Calmly, Carefully, Completely(95)



I pick up the phone and call my parents, and they put me on the speakerphone. I can’t talk about it for long without breaking down. Mom is noticeably upset, and Dad wants to drive to the city to be sure I’m all right.

“I’m fine,” I tell them. “I’m hanging out with Pete’s family today. So I’m not alone.”

Dad grunts.

“Dad,” I warn.

“Fine,” he says. I can tell he’s biting his tongue.

“I miss her already, Dad,” I say.

“I know,” he says softly. “She’s been with you a long time.”

I can hear Mom crying softly in the background.

“Who’s going to protect you?” he asks. “Maybe you should come home.”

“Dad, I’m fine.”

Matt grins at me and winks. I have a feeling I have the whole Reed clan to take care of me, if I ask them. I hang up with Dad while he’s still protesting, and I settle back against the seat. Matt turns up the radio, and we get all the way to the cancer center without him saying much.

Then he turns off the car and takes in a deep breath. “Now or never,” he says.

I get out of the car with him and walk inside. The staff knows him by name and greets him at the desk. “I’m here to see Kendra.”

She points over Matt’s shoulder, and I see three kids sitting in the waiting area. One is older, maybe sixteen or so, a boy, and he’s holding a small child in his arms. She can’t be more than three. And there’s a young girl about Hayley’s age in the chair beside them. He’s reading a book to both the girls. “Seth?” Matt asks. The boy looks up, confused. He sets the littlest girl in the floor and gets up. Matt extends his hand, and they talk quietly. I can’t quite hear them. I go to the vending machine and get some gum, and then take it back and offer the two little ones a piece. If there’s one thing I know, it’s how to win over small children. “Don’t swallow it,” the oldest girl says. She shoves the little one in the shoulder.

The little one grins. “Oops,” she says, and she sticks her tongue out so I can see her empty mouth.
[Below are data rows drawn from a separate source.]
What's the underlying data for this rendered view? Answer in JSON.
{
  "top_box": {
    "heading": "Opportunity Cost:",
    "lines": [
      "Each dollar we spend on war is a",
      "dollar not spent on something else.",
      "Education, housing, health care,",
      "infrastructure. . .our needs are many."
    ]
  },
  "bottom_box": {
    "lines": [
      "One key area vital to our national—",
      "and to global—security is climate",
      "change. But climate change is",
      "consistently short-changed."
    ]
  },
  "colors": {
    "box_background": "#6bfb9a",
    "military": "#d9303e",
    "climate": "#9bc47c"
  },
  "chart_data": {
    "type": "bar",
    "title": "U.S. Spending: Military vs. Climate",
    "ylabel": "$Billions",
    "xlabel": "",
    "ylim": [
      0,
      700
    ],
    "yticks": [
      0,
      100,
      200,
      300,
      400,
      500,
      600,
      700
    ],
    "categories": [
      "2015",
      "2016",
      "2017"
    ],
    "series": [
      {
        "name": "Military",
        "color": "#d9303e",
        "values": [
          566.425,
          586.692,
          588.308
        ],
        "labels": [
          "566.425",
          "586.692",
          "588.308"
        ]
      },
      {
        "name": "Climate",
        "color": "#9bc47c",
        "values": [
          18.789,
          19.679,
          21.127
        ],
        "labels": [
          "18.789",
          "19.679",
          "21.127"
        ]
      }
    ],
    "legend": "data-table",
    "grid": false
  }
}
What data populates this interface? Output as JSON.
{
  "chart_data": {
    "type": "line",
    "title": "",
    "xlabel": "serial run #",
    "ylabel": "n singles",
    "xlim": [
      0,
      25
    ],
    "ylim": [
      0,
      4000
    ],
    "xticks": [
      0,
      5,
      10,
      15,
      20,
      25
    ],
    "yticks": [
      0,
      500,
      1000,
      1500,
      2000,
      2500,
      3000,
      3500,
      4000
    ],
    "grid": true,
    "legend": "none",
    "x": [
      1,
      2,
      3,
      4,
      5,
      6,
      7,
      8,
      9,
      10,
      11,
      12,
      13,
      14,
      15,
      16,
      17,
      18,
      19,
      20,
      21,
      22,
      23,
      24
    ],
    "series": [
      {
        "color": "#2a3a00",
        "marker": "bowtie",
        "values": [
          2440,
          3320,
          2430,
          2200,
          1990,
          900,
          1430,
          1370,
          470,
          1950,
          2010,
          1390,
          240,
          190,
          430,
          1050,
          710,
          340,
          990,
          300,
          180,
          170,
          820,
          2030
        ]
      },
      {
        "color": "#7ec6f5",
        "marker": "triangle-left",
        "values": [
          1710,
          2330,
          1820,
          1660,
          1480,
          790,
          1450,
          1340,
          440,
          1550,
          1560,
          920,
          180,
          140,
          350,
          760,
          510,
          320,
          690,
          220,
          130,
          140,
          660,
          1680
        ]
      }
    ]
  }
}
“Oops,” I repeat, and I go pick up the book they were reading. “Can I read your book?” I ask.

They nod and climb into a chair on each side of me.
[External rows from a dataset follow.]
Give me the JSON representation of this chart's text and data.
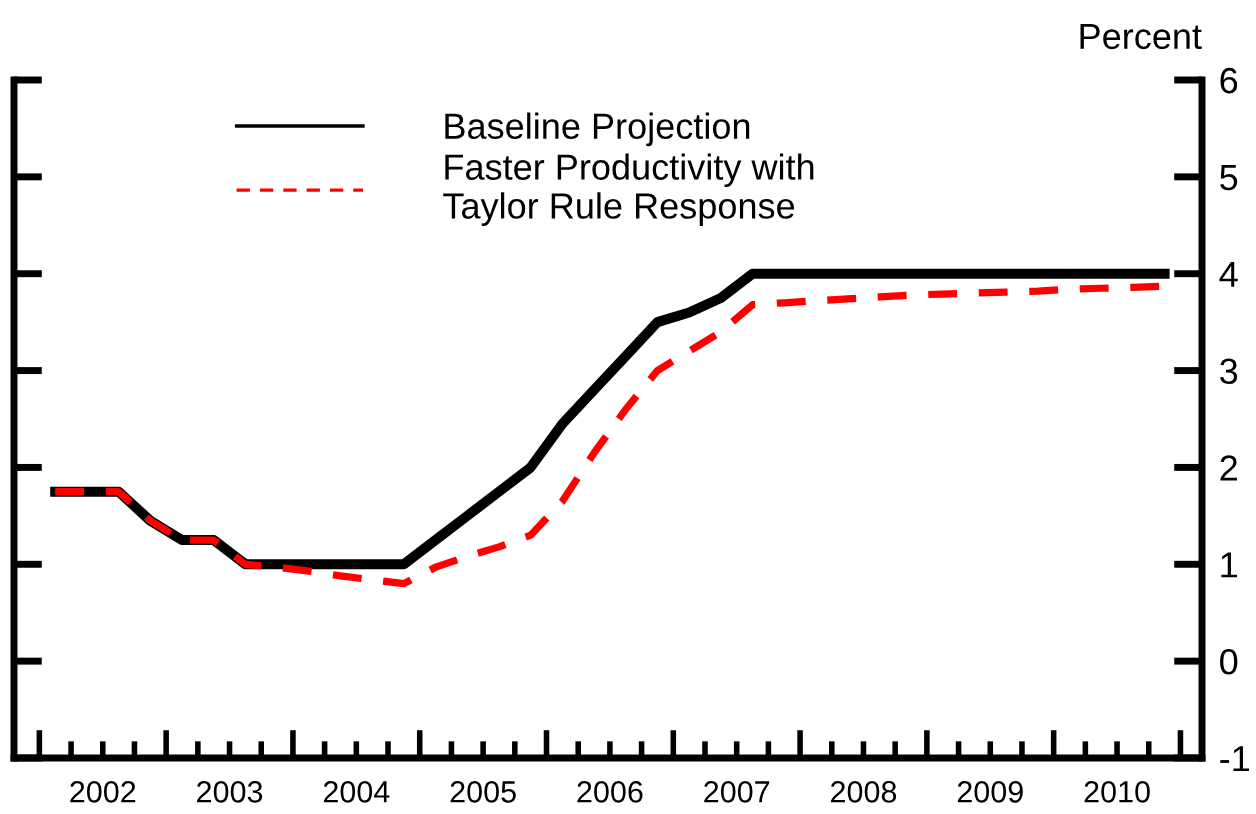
{
  "chart_data": {
    "type": "line",
    "ylabel": "Percent",
    "x": [
      2002.125,
      2002.375,
      2002.625,
      2002.875,
      2003.125,
      2003.375,
      2003.625,
      2003.875,
      2004.125,
      2004.375,
      2004.625,
      2004.875,
      2005.125,
      2005.375,
      2005.625,
      2005.875,
      2006.125,
      2006.375,
      2006.625,
      2006.875,
      2007.125,
      2007.375,
      2007.625,
      2007.875,
      2008.125,
      2008.375,
      2008.625,
      2008.875,
      2009.125,
      2009.375,
      2009.625,
      2009.875,
      2010.125,
      2010.375,
      2010.625,
      2010.875
    ],
    "series": [
      {
        "name": "Baseline Projection",
        "color": "#000000",
        "line_style": "solid",
        "values": [
          1.75,
          1.75,
          1.75,
          1.45,
          1.25,
          1.25,
          1.0,
          1.0,
          1.0,
          1.0,
          1.0,
          1.0,
          1.25,
          1.5,
          1.75,
          2.0,
          2.45,
          2.8,
          3.15,
          3.5,
          3.6,
          3.75,
          4.0,
          4.0,
          4.0,
          4.0,
          4.0,
          4.0,
          4.0,
          4.0,
          4.0,
          4.0,
          4.0,
          4.0,
          4.0,
          4.0
        ]
      },
      {
        "name": "Faster Productivity with\nTaylor Rule Response",
        "color": "#ff0000",
        "line_style": "dashed",
        "values": [
          1.75,
          1.75,
          1.75,
          1.45,
          1.25,
          1.25,
          1.0,
          0.97,
          0.93,
          0.88,
          0.84,
          0.8,
          0.97,
          1.08,
          1.18,
          1.3,
          1.65,
          2.15,
          2.6,
          3.0,
          3.2,
          3.4,
          3.68,
          3.7,
          3.72,
          3.74,
          3.76,
          3.78,
          3.79,
          3.8,
          3.81,
          3.82,
          3.84,
          3.85,
          3.86,
          3.87
        ]
      }
    ],
    "xlim": [
      2001.8,
      2011.17
    ],
    "xticks": [
      {
        "value": 2002,
        "label": null
      },
      {
        "value": 2002.25,
        "label": null
      },
      {
        "value": 2002.5,
        "label": "2002"
      },
      {
        "value": 2002.75,
        "label": null
      },
      {
        "value": 2003,
        "label": null
      },
      {
        "value": 2003.25,
        "label": null
      },
      {
        "value": 2003.5,
        "label": "2003"
      },
      {
        "value": 2003.75,
        "label": null
      },
      {
        "value": 2004,
        "label": null
      },
      {
        "value": 2004.25,
        "label": null
      },
      {
        "value": 2004.5,
        "label": "2004"
      },
      {
        "value": 2004.75,
        "label": null
      },
      {
        "value": 2005,
        "label": null
      },
      {
        "value": 2005.25,
        "label": null
      },
      {
        "value": 2005.5,
        "label": "2005"
      },
      {
        "value": 2005.75,
        "label": null
      },
      {
        "value": 2006,
        "label": null
      },
      {
        "value": 2006.25,
        "label": null
      },
      {
        "value": 2006.5,
        "label": "2006"
      },
      {
        "value": 2006.75,
        "label": null
      },
      {
        "value": 2007,
        "label": null
      },
      {
        "value": 2007.25,
        "label": null
      },
      {
        "value": 2007.5,
        "label": "2007"
      },
      {
        "value": 2007.75,
        "label": null
      },
      {
        "value": 2008,
        "label": null
      },
      {
        "value": 2008.25,
        "label": null
      },
      {
        "value": 2008.5,
        "label": "2008"
      },
      {
        "value": 2008.75,
        "label": null
      },
      {
        "value": 2009,
        "label": null
      },
      {
        "value": 2009.25,
        "label": null
      },
      {
        "value": 2009.5,
        "label": "2009"
      },
      {
        "value": 2009.75,
        "label": null
      },
      {
        "value": 2010,
        "label": null
      },
      {
        "value": 2010.25,
        "label": null
      },
      {
        "value": 2010.5,
        "label": "2010"
      },
      {
        "value": 2010.75,
        "label": null
      },
      {
        "value": 2011,
        "label": null
      }
    ],
    "ylim": [
      -1,
      6
    ],
    "yticks": [
      -1,
      0,
      1,
      2,
      3,
      4,
      5,
      6
    ],
    "grid": false,
    "legend": "top left",
    "marker": "none"
  }
}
“Reagan,” Matt says. “Will you be all right here for a few minutes?”

I nod and smile.

“Can I go?” the little one chirps.

“Not right now,” Seth says. He sits down and heaves a sigh. He sounds much older than he looks.
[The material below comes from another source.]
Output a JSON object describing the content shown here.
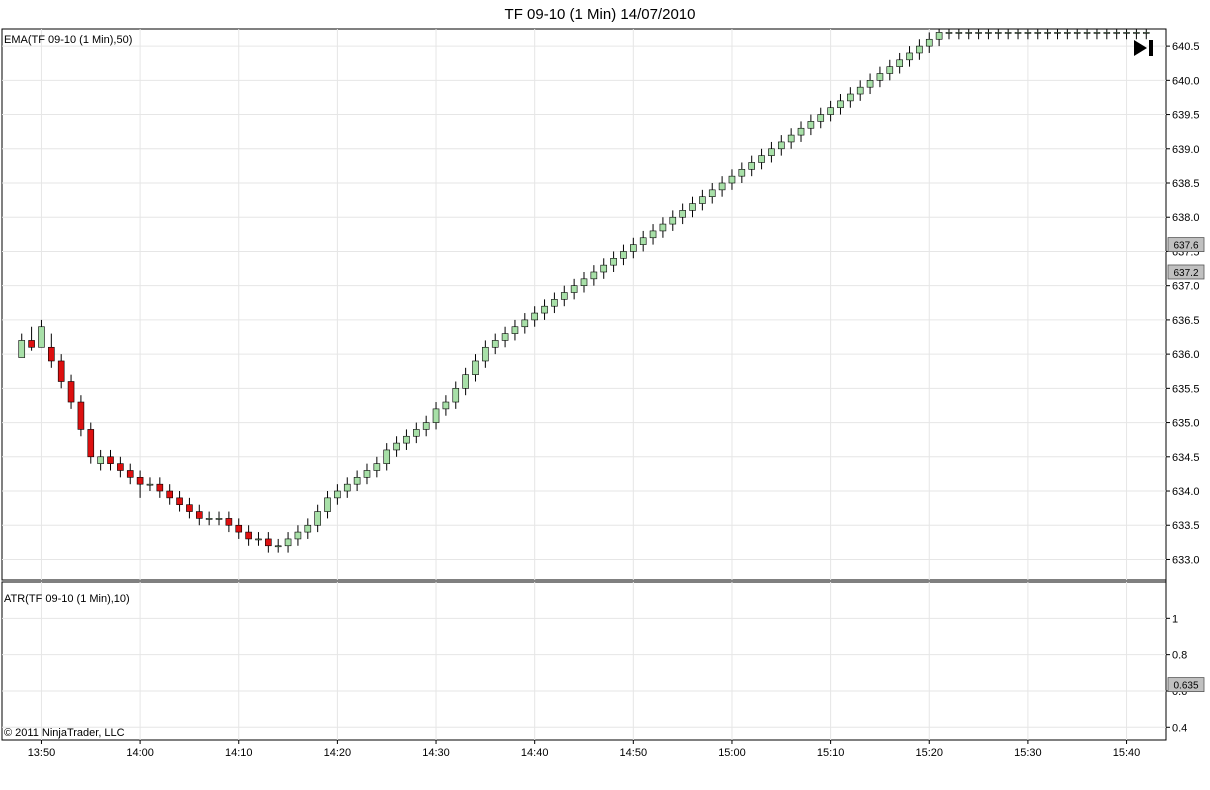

I watch as Matt walks into a nearby room. He stops in the doorway, startled, and I see his head fall. He walks to the bedside, and as he walks over, the door shuts slowly behind him, leaving a view of him walking to the bedside, where he drops and lays his forehead against the woman’s knee. The door snicks shut on its own, and I can’t see anymore.

“How are things going?” I ask Seth.

“They’re going,” he says. He nods toward the little ones, and I see that they’re watching us closely. I get it. He doesn’t want to talk about his mom right now.

Suddenly, there’s a flurry of activity at the door, and a woman walks in. She’s wearing a pencil-thin skirt and a jacket, and she’s carrying a purse that probably cost more than these kids eat in a year. She runs to the desk on her four-inch Louboutin heels, and they clack against the floor. She stops, shoves her rhinestone-encrusted sunglasses to the top of her head, pushing her blond hair back, and asks for Kendra’s room. She runs inside, and the door closes behind her, too.